Conversation

« La réalité est une arnaque »


Posté le 17.10.2021



Le cinéaste espagnol Juan Antonio Bayona a placé son œuvre sous le signe de l’imaginaire. Il en donne les clés.

 

Des rêves à la réalité

J’ai toujours eu un rapport instinctif aux histoires qu’on me propose de mettre en scène. Mon confrère, Julio Medem, dit “on rêve d’abord et on cherche le sens de ces rêves ensuite”. Les grands films sont ceux qui vont au-delà des mots.

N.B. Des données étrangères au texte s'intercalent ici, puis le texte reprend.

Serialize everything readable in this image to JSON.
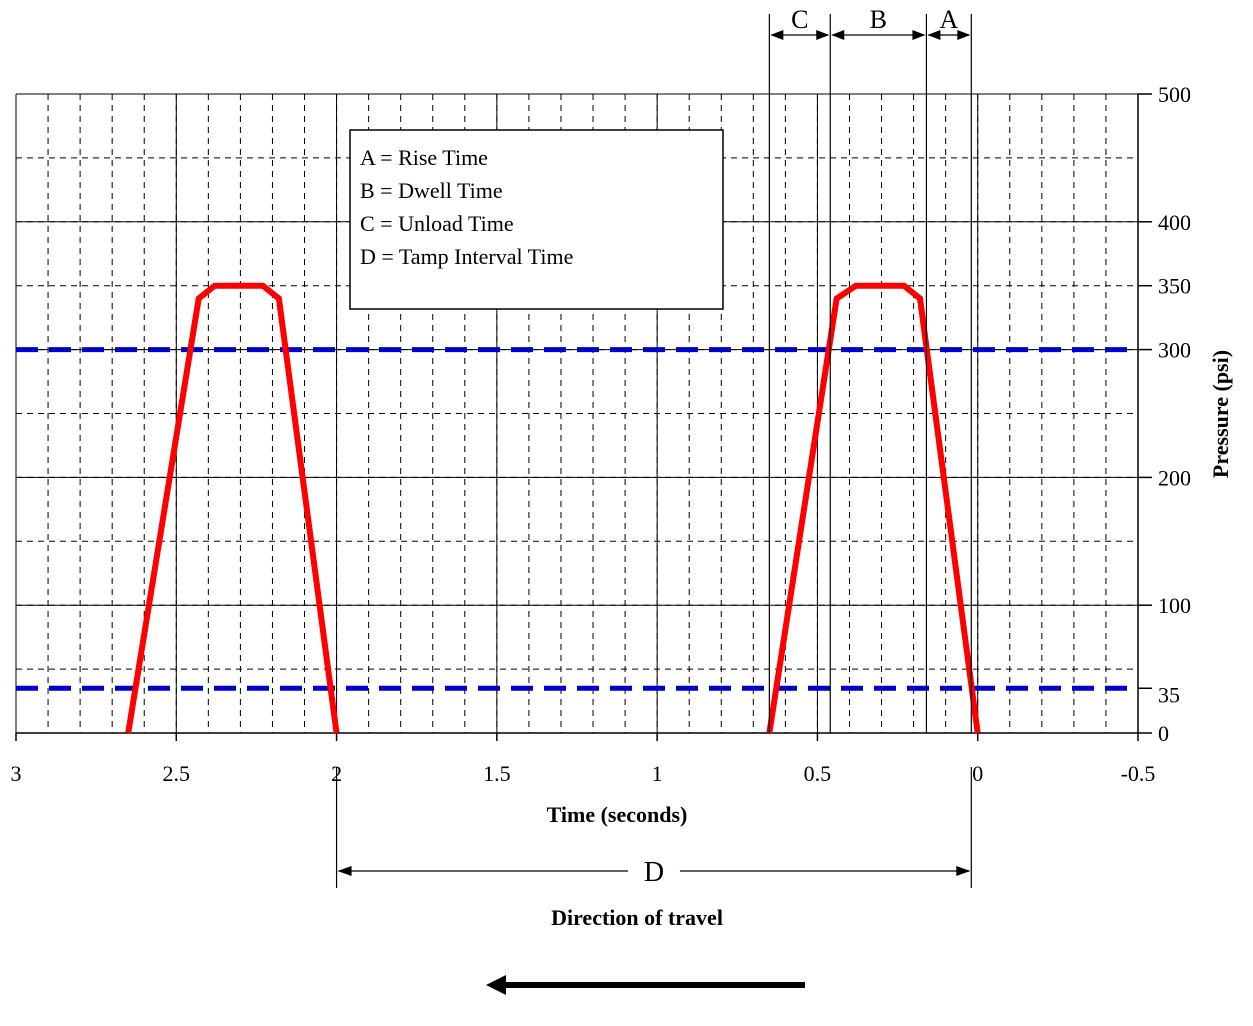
{
  "chart_data": {
    "type": "line",
    "xlabel": "Time (seconds)",
    "ylabel": "Pressure (psi)",
    "xlim": [
      3,
      -0.5
    ],
    "ylim": [
      0,
      500
    ],
    "x_ticks": [
      3,
      2.5,
      2,
      1.5,
      1,
      0.5,
      0,
      -0.5
    ],
    "x_tick_labels": [
      "3",
      "2.5",
      "2",
      "1.5",
      "1",
      "0.5",
      "0",
      "-0.5"
    ],
    "y_ticks": [
      0,
      35,
      100,
      200,
      300,
      350,
      400,
      500
    ],
    "y_tick_labels": [
      "0",
      "35",
      "100",
      "200",
      "300",
      "350",
      "400",
      "500"
    ],
    "x_minor_step": 0.1,
    "y_minor_step": 50,
    "grid": true,
    "series": [
      {
        "color": "#ff0000",
        "x": [
          2.65,
          2.43,
          2.38,
          2.23,
          2.18,
          2.0
        ],
        "y": [
          0,
          340,
          350,
          350,
          340,
          0
        ]
      },
      {
        "color": "#ff0000",
        "x": [
          0.65,
          0.44,
          0.38,
          0.23,
          0.18,
          0.0
        ],
        "y": [
          0,
          340,
          350,
          350,
          340,
          0
        ]
      }
    ],
    "reference_lines": [
      {
        "y": 300,
        "color": "#0000cc",
        "style": "dashed"
      },
      {
        "y": 35,
        "color": "#0000cc",
        "style": "dashed"
      }
    ],
    "legend_box": {
      "lines": [
        "A = Rise Time",
        "B = Dwell Time",
        "C = Unload Time",
        "D = Tamp Interval Time"
      ]
    },
    "intervals": [
      {
        "label": "C",
        "from": 0.65,
        "to": 0.46
      },
      {
        "label": "B",
        "from": 0.46,
        "to": 0.16
      },
      {
        "label": "A",
        "from": 0.16,
        "to": 0.02
      }
    ],
    "tamp_interval": {
      "label": "D",
      "from": 2.0,
      "to": 0.02
    },
    "direction_label": "Direction of travel"
  }
}
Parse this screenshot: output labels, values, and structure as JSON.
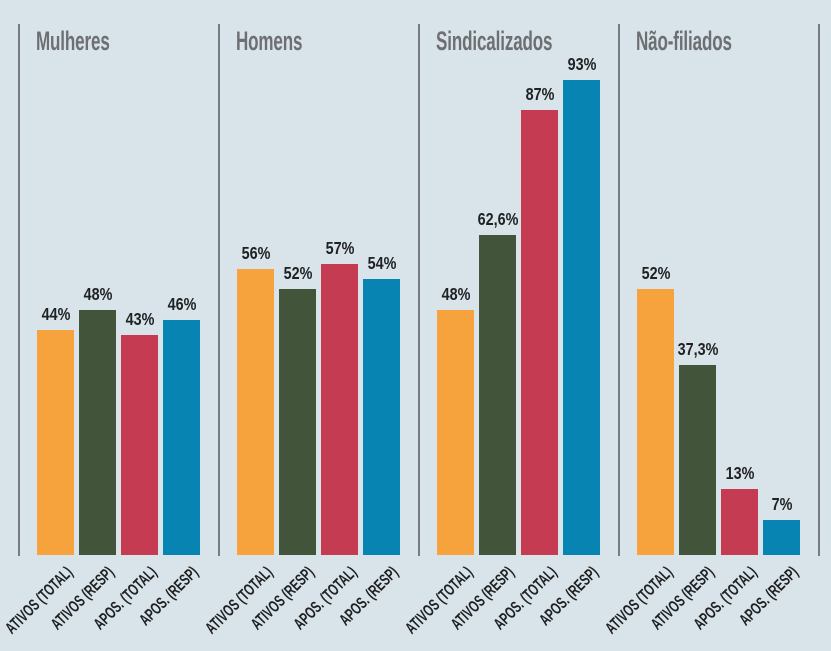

J’ai grandi en regardant à la fois des films fantastiques et d’horreur et puis le cinéma européen qu'on passait à la télévision, Kubrick, Truffaut, etc… C’est la base de ma cinéphilie.

 

Des monstres...

Le monstre détient la solution qui débloque la situation dont le protagoniste n' est pas conscient. Il vient pour te réveiller avant de te donner accès à une nouvelle réalité. Mais le monstre, c’est toujours nous-mêmes, l’adulte en nous. Pendant la préparation de Quelques minutes après minuit en parlant du scénario à un copain psy, j’ai été conduit à transformer l’apparence physique du monstre pour qu’il ait l’allure d’un homme.

 

MC-Bayona-Loic-BENOIT-1 © Loic Benoit

 

… et des influences

Depuis l’enfance je me suis toujours ingénié à m’éloigner de la réalité parce qu’elle me semblait être une arnaque. La première fois, c’était en allant voir Tarzan à New York au cinéma avec mon père. Il y a cette scène où pour échapper à la police il saute d’un pont dans la rivière. Génial. Puis mon père m’a dit : “tu sais que s’il fait ça dans la vraie vie, il se tue”. Je me sens encore enfant, car j’approche les films d’abord par l’émotion.

 

Premiers pas

Quand j’avais 15, 16 ans j’ai eu mes entrées au Festival du film fantastique de Sitges en inventant que j’animais un programme de cinéma pour une radio associative. Je voyais cinquante films par semaine et en plus on me proposait de faire les interviews de réalisateurs présents, comme Alejandro Jodorowsky et bien sûr Guillermo del Toro. Il m’a dit que mes questions l’avaient amusé et j’ai fini par faire mon premier film, L’Orphelinat, qu’il a produit.

Geraldine Chaplin est dans tous mes films. ça me donne l’occasion de parler avec elle qui est une légende. Elle a vu passer tout le XXe siècle au cours de sa vie. Je me souviens d’une fois où lui parlant pendant dix minutes du film Capote, elle m’a dit qu’elle l’avait connu. Quand j’étais môme, chaque fois que je la voyais, dans les films de Carlos Saura notamment, elle me faisait peur, d’autant plus que c’était comme des films bizarres de fantômes sans fantômes. C’est pour ça que j’ai voulu travailler avec elle. 

 

MC-Bayona-Loic-BENOIT-2 © Loic Benoit

Projets

La série Le Seigneur des anneaux que j’ai réalisée et produite pour Amazon sera visible bientôt. J’ai réalisé les deux premiers épisodes et supervisé les six suivants. En janvier, si tout va bien, je vais tourner de nouveau en espagnol. Ce sera la première fois en 14 ans.